What we know: Sora is a latent diffusion model that learned to transform noise into videos using an encoder-decoder and transformer. The system was trained on videos up to 1,920x1,080 pixels and up to one minute long.
- Following DALL·E 3, OpenAI trained a video captioning model to enhance the captions of videos in the dataset, adding descriptive details.
- Given a video’s frames divided into patches, the encoder learned to embed the patches and further compress them along the time dimension, producing tokens. Given the tokens, the decoder learned to reconstruct the video.
- Given tokens that had been adulterated by noise and an enhanced prompt, the transformer learned to generate the tokens without noise.
- At inference, a separate transformer enhanced input prompts to be more descriptive. Given the enhanced prompt and noisy tokens, Sora’s transformer removed the noise. Given the denoised tokens, the decoder produced a video.
What we don’t know: OpenAI is sharing the technology with outside researchers charged with evaluating its safety, The New York Times reported. Meanwhile, the company published neither quantitative results nor comparisons to previous work. Also missing are detailed descriptions of model architectures and training methods. (Some of the results suggest that Sora was trained not only to remove noise from tokens, but also to predict future tokens and generate tokens in between other tokens.) No information is available about the source(s) of the dataset or how it may have been curated.
Qualitative results: Sora’s demonstration output is impressive enough to have sparked arguments over the degree to which Sora “understands” physics. A photorealistic scene in which “a stylish woman walks down a Tokyo street filled with warm glowing neon” shows a crowded shopping district filled with believable pedestrians.

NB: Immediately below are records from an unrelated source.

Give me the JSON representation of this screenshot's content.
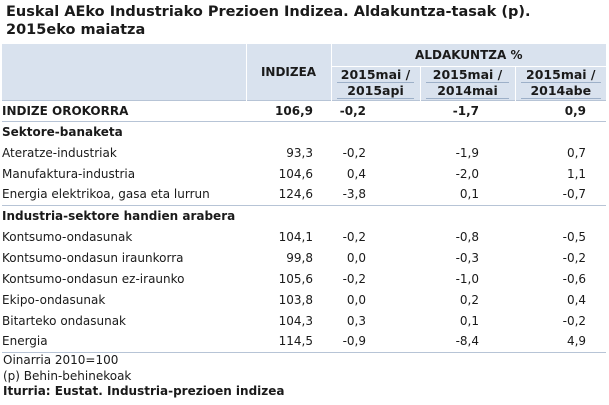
{
  "title_line1": "Euskal AEko Industriako Prezioen Indizea. Aldakuntza-tasak (p).",
  "title_line2": "2015eko maiatza",
  "header": {
    "indizea": "INDIZEA",
    "aldakuntza": "ALDAKUNTZA %",
    "col_a_l1": "2015mai /",
    "col_a_l2": "2015api",
    "col_b_l1": "2015mai /",
    "col_b_l2": "2014mai",
    "col_c_l1": "2015mai /",
    "col_c_l2": "2014abe"
  },
  "rows": [
    {
      "label": "INDIZE OROKORRA",
      "indizea": "106,9",
      "a": "-0,2",
      "b": "-1,7",
      "c": "0,9"
    },
    {
      "label": "Sektore-banaketa",
      "indizea": "",
      "a": "",
      "b": "",
      "c": ""
    },
    {
      "label": "Ateratze-industriak",
      "indizea": "93,3",
      "a": "-0,2",
      "b": "-1,9",
      "c": "0,7"
    },
    {
      "label": "Manufaktura-industria",
      "indizea": "104,6",
      "a": "0,4",
      "b": "-2,0",
      "c": "1,1"
    },
    {
      "label": "Energia elektrikoa, gasa eta lurrun",
      "indizea": "124,6",
      "a": "-3,8",
      "b": "0,1",
      "c": "-0,7"
    },
    {
      "label": "Industria-sektore handien arabera",
      "indizea": "",
      "a": "",
      "b": "",
      "c": ""
    },
    {
      "label": "Kontsumo-ondasunak",
      "indizea": "104,1",
      "a": "-0,2",
      "b": "-0,8",
      "c": "-0,5"
    },
    {
      "label": "Kontsumo-ondasun iraunkorra",
      "indizea": "99,8",
      "a": "0,0",
      "b": "-0,3",
      "c": "-0,2"
    },
    {
      "label": "Kontsumo-ondasun ez-iraunko",
      "indizea": "105,6",
      "a": "-0,2",
      "b": "-1,0",
      "c": "-0,6"
    },
    {
      "label": "Ekipo-ondasunak",
      "indizea": "103,8",
      "a": "0,0",
      "b": "0,2",
      "c": "0,4"
    },
    {
      "label": "Bitarteko ondasunak",
      "indizea": "104,3",
      "a": "0,3",
      "b": "0,1",
      "c": "-0,2"
    },
    {
      "label": "Energia",
      "indizea": "114,5",
      "a": "-0,9",
      "b": "-8,4",
      "c": "4,9"
    }
  ],
  "footer": {
    "base": "Oinarria 2010=100",
    "note": "(p) Behin-behinekoak",
    "source": "Iturria: Eustat. Industria-prezioen indizea"
  }
}
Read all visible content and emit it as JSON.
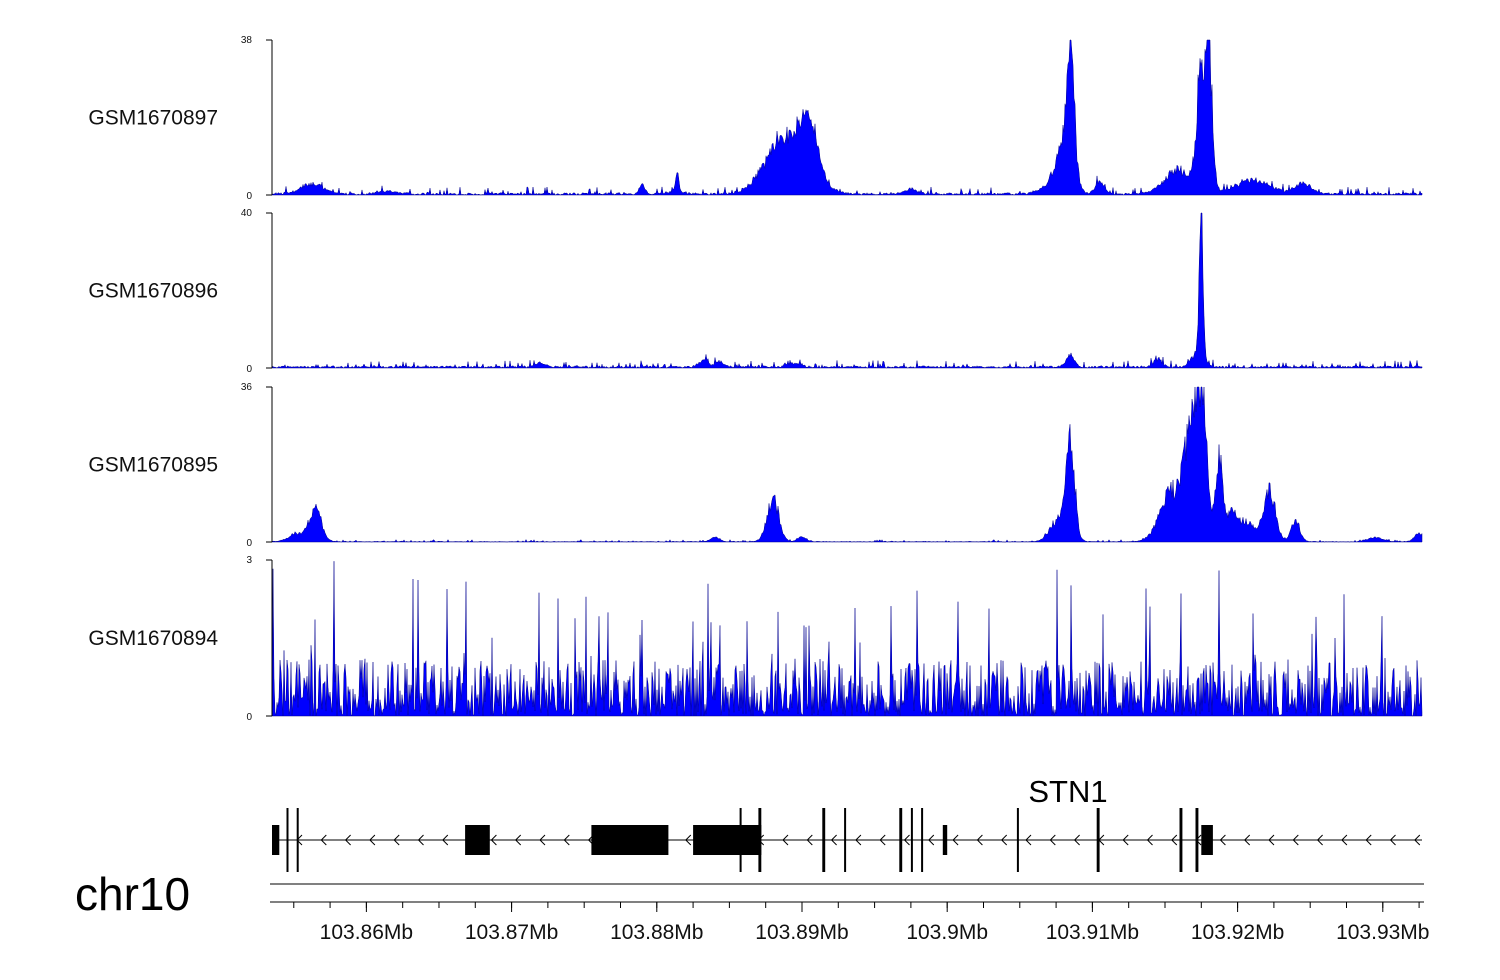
{
  "chart_data": {
    "type": "area",
    "chromosome": "chr10",
    "gene": "STN1",
    "color": "#0000ff",
    "x_range_mb": [
      103.8535,
      103.9327
    ],
    "x_ticks": [
      {
        "value": 103.86,
        "label": "103.86Mb"
      },
      {
        "value": 103.87,
        "label": "103.87Mb"
      },
      {
        "value": 103.88,
        "label": "103.88Mb"
      },
      {
        "value": 103.89,
        "label": "103.89Mb"
      },
      {
        "value": 103.9,
        "label": "103.9Mb"
      },
      {
        "value": 103.91,
        "label": "103.91Mb"
      },
      {
        "value": 103.92,
        "label": "103.92Mb"
      },
      {
        "value": 103.93,
        "label": "103.93Mb"
      }
    ],
    "tracks": [
      {
        "name": "GSM1670897",
        "ylim": [
          0,
          38
        ],
        "y_max_label": "38",
        "y_min_label": "0",
        "noise": 0.9,
        "spiky": false,
        "peaks": [
          {
            "x": 103.8563,
            "h": 2.5,
            "w": 0.0008
          },
          {
            "x": 103.8615,
            "h": 0.7,
            "w": 0.0006
          },
          {
            "x": 103.879,
            "h": 2.0,
            "w": 0.0002
          },
          {
            "x": 103.8813,
            "h": 0.6,
            "w": 0.0006
          },
          {
            "x": 103.8814,
            "h": 5.5,
            "w": 0.0001
          },
          {
            "x": 103.8885,
            "h": 9.0,
            "w": 0.0012
          },
          {
            "x": 103.8905,
            "h": 13.0,
            "w": 0.0006
          },
          {
            "x": 103.8895,
            "h": 6.0,
            "w": 0.0014
          },
          {
            "x": 103.8975,
            "h": 1.2,
            "w": 0.0004
          },
          {
            "x": 103.9065,
            "h": 0.8,
            "w": 0.0004
          },
          {
            "x": 103.9085,
            "h": 29.0,
            "w": 0.00025
          },
          {
            "x": 103.908,
            "h": 12.0,
            "w": 0.0006
          },
          {
            "x": 103.9105,
            "h": 3.0,
            "w": 0.0003
          },
          {
            "x": 103.916,
            "h": 6.0,
            "w": 0.001
          },
          {
            "x": 103.9174,
            "h": 24.0,
            "w": 0.00025
          },
          {
            "x": 103.918,
            "h": 38.0,
            "w": 0.00025
          },
          {
            "x": 103.921,
            "h": 3.5,
            "w": 0.0012
          },
          {
            "x": 103.9245,
            "h": 2.5,
            "w": 0.0006
          }
        ]
      },
      {
        "name": "GSM1670896",
        "ylim": [
          0,
          40
        ],
        "y_max_label": "40",
        "y_min_label": "0",
        "noise": 0.9,
        "spiky": false,
        "peaks": [
          {
            "x": 103.872,
            "h": 1.2,
            "w": 0.0003
          },
          {
            "x": 103.8832,
            "h": 1.8,
            "w": 0.0003
          },
          {
            "x": 103.8843,
            "h": 1.3,
            "w": 0.0003
          },
          {
            "x": 103.8895,
            "h": 0.8,
            "w": 0.0005
          },
          {
            "x": 103.9085,
            "h": 2.8,
            "w": 0.0003
          },
          {
            "x": 103.9145,
            "h": 2.0,
            "w": 0.0003
          },
          {
            "x": 103.9175,
            "h": 40.0,
            "w": 0.00012
          },
          {
            "x": 103.9173,
            "h": 4.5,
            "w": 0.0004
          }
        ]
      },
      {
        "name": "GSM1670895",
        "ylim": [
          0,
          36
        ],
        "y_max_label": "36",
        "y_min_label": "0",
        "noise": 0.25,
        "spiky": false,
        "peaks": [
          {
            "x": 103.8565,
            "h": 8.0,
            "w": 0.0004
          },
          {
            "x": 103.8553,
            "h": 2.0,
            "w": 0.0006
          },
          {
            "x": 103.888,
            "h": 10.0,
            "w": 0.0004
          },
          {
            "x": 103.89,
            "h": 1.2,
            "w": 0.0003
          },
          {
            "x": 103.884,
            "h": 1.0,
            "w": 0.0003
          },
          {
            "x": 103.9085,
            "h": 22.0,
            "w": 0.00028
          },
          {
            "x": 103.9078,
            "h": 6.0,
            "w": 0.0006
          },
          {
            "x": 103.9155,
            "h": 12.0,
            "w": 0.0008
          },
          {
            "x": 103.9167,
            "h": 22.0,
            "w": 0.0004
          },
          {
            "x": 103.9175,
            "h": 36.0,
            "w": 0.00035
          },
          {
            "x": 103.9187,
            "h": 20.0,
            "w": 0.00025
          },
          {
            "x": 103.9195,
            "h": 6.0,
            "w": 0.0003
          },
          {
            "x": 103.9205,
            "h": 5.0,
            "w": 0.0006
          },
          {
            "x": 103.9222,
            "h": 12.0,
            "w": 0.0004
          },
          {
            "x": 103.924,
            "h": 5.0,
            "w": 0.0003
          },
          {
            "x": 103.9295,
            "h": 1.0,
            "w": 0.0005
          },
          {
            "x": 103.9325,
            "h": 2.0,
            "w": 0.0003
          }
        ]
      },
      {
        "name": "GSM1670894",
        "ylim": [
          0,
          3
        ],
        "y_max_label": "3",
        "y_min_label": "0",
        "noise": 0,
        "spiky": true,
        "spike_max": 2.9,
        "peaks": []
      }
    ],
    "gene_model": {
      "strand": "-",
      "line_start_mb": 103.8535,
      "line_end_mb": 103.9327,
      "exons": [
        {
          "start": 103.8535,
          "end": 103.854
        },
        {
          "start": 103.8545,
          "end": 103.8546
        },
        {
          "start": 103.8552,
          "end": 103.8553
        },
        {
          "start": 103.8668,
          "end": 103.8685
        },
        {
          "start": 103.8755,
          "end": 103.8808
        },
        {
          "start": 103.8825,
          "end": 103.8872
        },
        {
          "start": 103.8857,
          "end": 103.8858
        },
        {
          "start": 103.887,
          "end": 103.8872
        },
        {
          "start": 103.8914,
          "end": 103.8916
        },
        {
          "start": 103.8929,
          "end": 103.893
        },
        {
          "start": 103.8967,
          "end": 103.8969
        },
        {
          "start": 103.8975,
          "end": 103.8976
        },
        {
          "start": 103.8982,
          "end": 103.8983
        },
        {
          "start": 103.8997,
          "end": 103.9
        },
        {
          "start": 103.9048,
          "end": 103.9049
        },
        {
          "start": 103.9103,
          "end": 103.9105
        },
        {
          "start": 103.916,
          "end": 103.9162
        },
        {
          "start": 103.9171,
          "end": 103.9173
        },
        {
          "start": 103.9175,
          "end": 103.9183
        }
      ]
    }
  }
}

The woman’s sunglasses reflect the neon signs, as does the wet street. Halfway through its one-minute length, the perspective cuts — unprompted and presumably unedited — to a consistent, detailed close-up of her face. In another clip, two toy pirate ships bob and pitch on a frothing sea of coffee, surrounded by a cup’s rim. The two ships maintain their distinctiveness and independence, their flags flutter in the same direction, and the liquid churns fantastically but realistically. However, as OpenAI acknowledges, the outputs on display are not free of flaws. For instance, the pirate-battle cup’s rim, after camera motion has shifted it out of the frame, emerges from the waves. (Incidentally, the Sora demos are even more fun with soundtracks generated by Eleven Labs.)

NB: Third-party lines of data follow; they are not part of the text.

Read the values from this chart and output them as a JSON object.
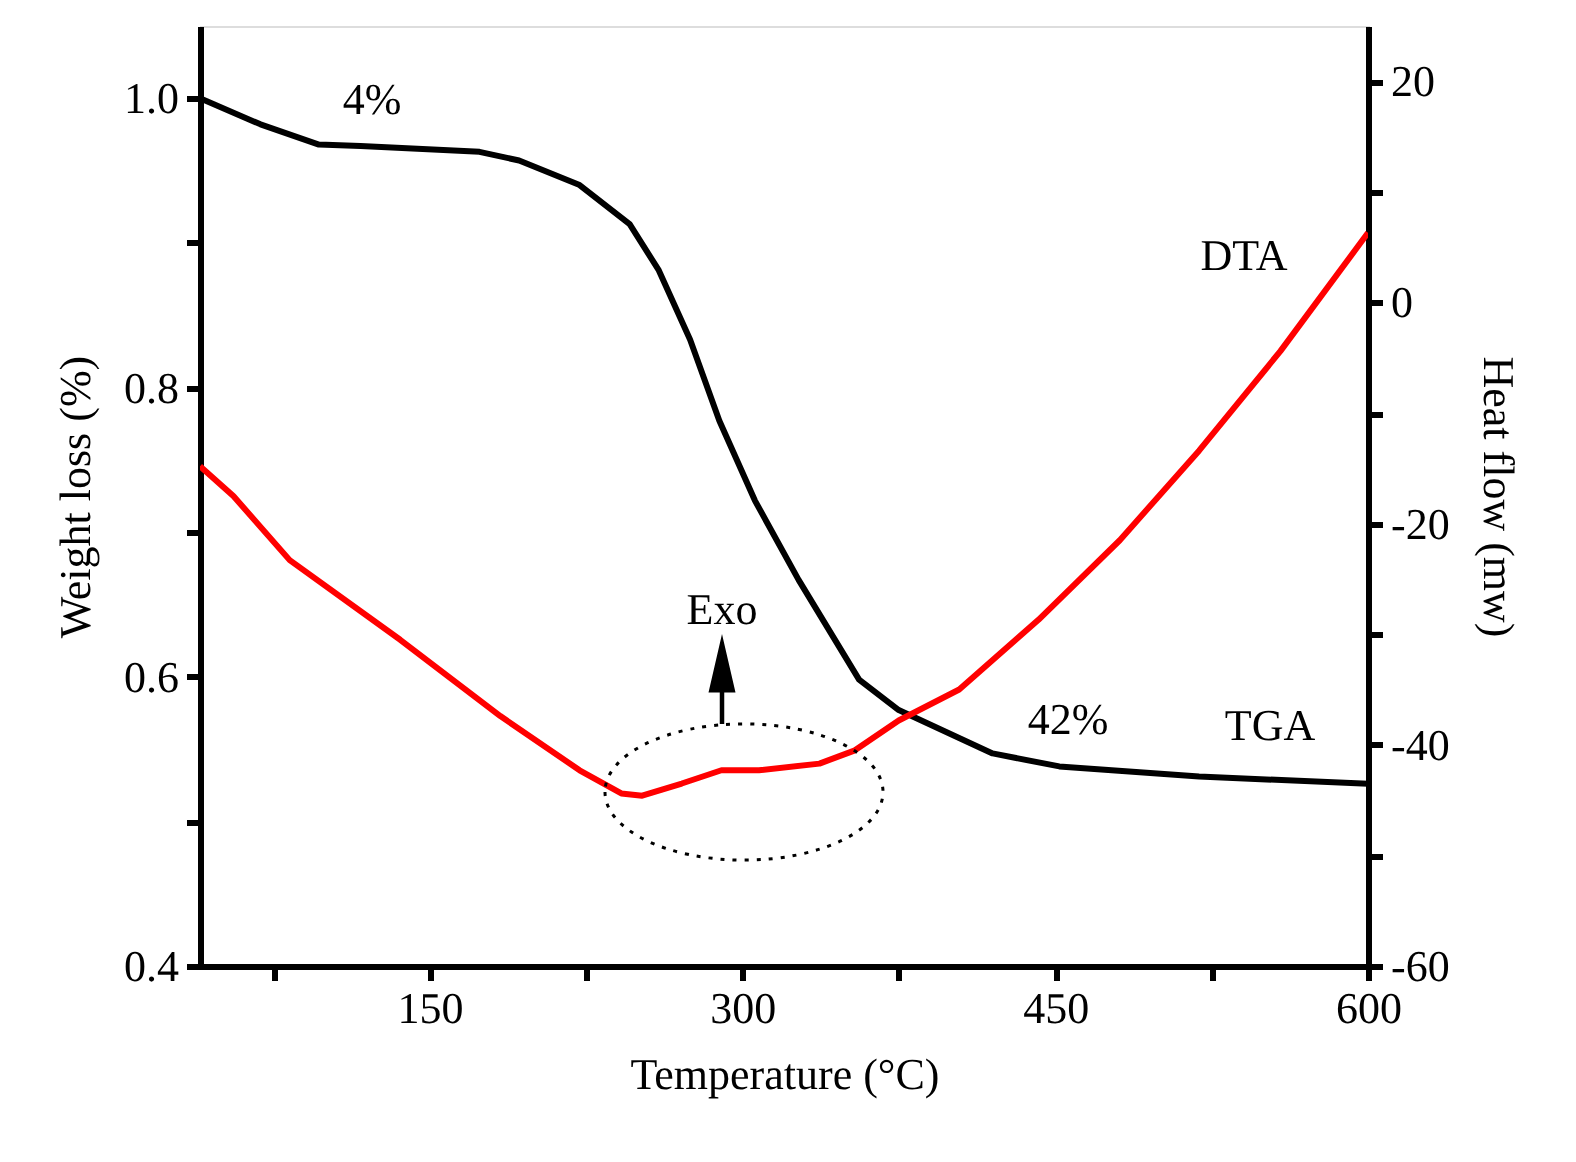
{
  "chart_data": {
    "type": "line",
    "xlabel": "Temperature (°C)",
    "ylabel": "Weight loss (%)",
    "y2label": "Heat flow (mw)",
    "xlim": [
      40,
      600
    ],
    "xticks": [
      {
        "value": 75,
        "label": null
      },
      150,
      {
        "value": 225,
        "label": null
      },
      300,
      {
        "value": 375,
        "label": null
      },
      450,
      {
        "value": 525,
        "label": null
      },
      600
    ],
    "ylim": [
      0.4,
      1.05
    ],
    "yticks": [
      0.4,
      {
        "value": 0.5,
        "label": null
      },
      0.6,
      {
        "value": 0.7,
        "label": null
      },
      0.8,
      {
        "value": 0.9,
        "label": null
      },
      {
        "value": 1.0,
        "label": "1.0"
      }
    ],
    "y2lim": [
      -60,
      25
    ],
    "y2ticks": [
      -60,
      {
        "value": -50,
        "label": null
      },
      -40,
      {
        "value": -30,
        "label": null
      },
      -20,
      {
        "value": -10,
        "label": null
      },
      0,
      {
        "value": 10,
        "label": null
      },
      20
    ],
    "grid": false,
    "series": [
      {
        "name": "TGA",
        "color": "#000000",
        "x": [
          40,
          69,
          97,
          117,
          174,
          193,
          222,
          246,
          260,
          275,
          289,
          306,
          327,
          356,
          375,
          420,
          452,
          519,
          600
        ],
        "values": [
          1.0,
          0.982,
          0.968,
          0.967,
          0.963,
          0.957,
          0.94,
          0.913,
          0.881,
          0.833,
          0.777,
          0.722,
          0.667,
          0.598,
          0.577,
          0.547,
          0.538,
          0.531,
          0.526
        ]
      },
      {
        "name": "DTA",
        "color": "#ff0000",
        "axis": "y2",
        "x": [
          40,
          56,
          83,
          136,
          184,
          222,
          242,
          252,
          271,
          290,
          308,
          337,
          354,
          375,
          404,
          442,
          481,
          519,
          558,
          600
        ],
        "values": [
          -14.8,
          -17.5,
          -23.3,
          -30.5,
          -37.4,
          -42.3,
          -44.4,
          -44.6,
          -43.5,
          -42.3,
          -42.3,
          -41.7,
          -40.5,
          -37.8,
          -35,
          -28.7,
          -21.5,
          -13.4,
          -4.4,
          6.3
        ]
      }
    ],
    "annotations": [
      "4%",
      "42%",
      "Exo"
    ]
  }
}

Why it matters: While we’ve seen transformers for video generation, diffusion models for video generation, and diffusion transformers for images, this is an early implementation of diffusion transformers for video generation (along with a recent paper). Sora shows that diffusion transformers work well for video.

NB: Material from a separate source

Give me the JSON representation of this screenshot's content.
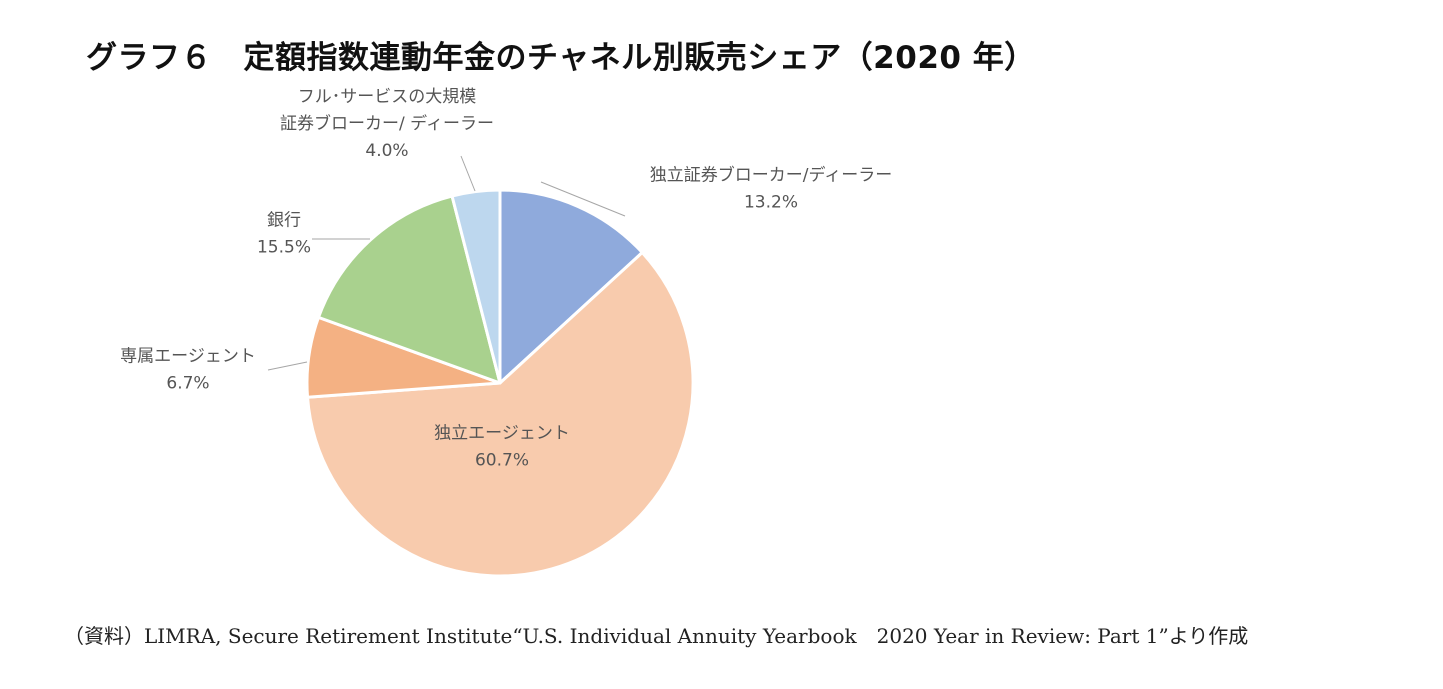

We’re thinking: Did Sora learn a world model? Learning to predict the future state of an environment, perhaps given certain actions within that environment, is not the same as learning depict that environment in pixels — just like the ability to predict that a joke will make someone smile is different than the ability to draw a picture of that smile. Given Sora’s ability to extrapolate scenes into the future, it does seem to have some understanding of the world. Its world model is also clearly flawed — for instance, it will synthesize inconsistent three-dimensional structures — but it’s a promising step toward AI systems that comprehend the 3D world through video.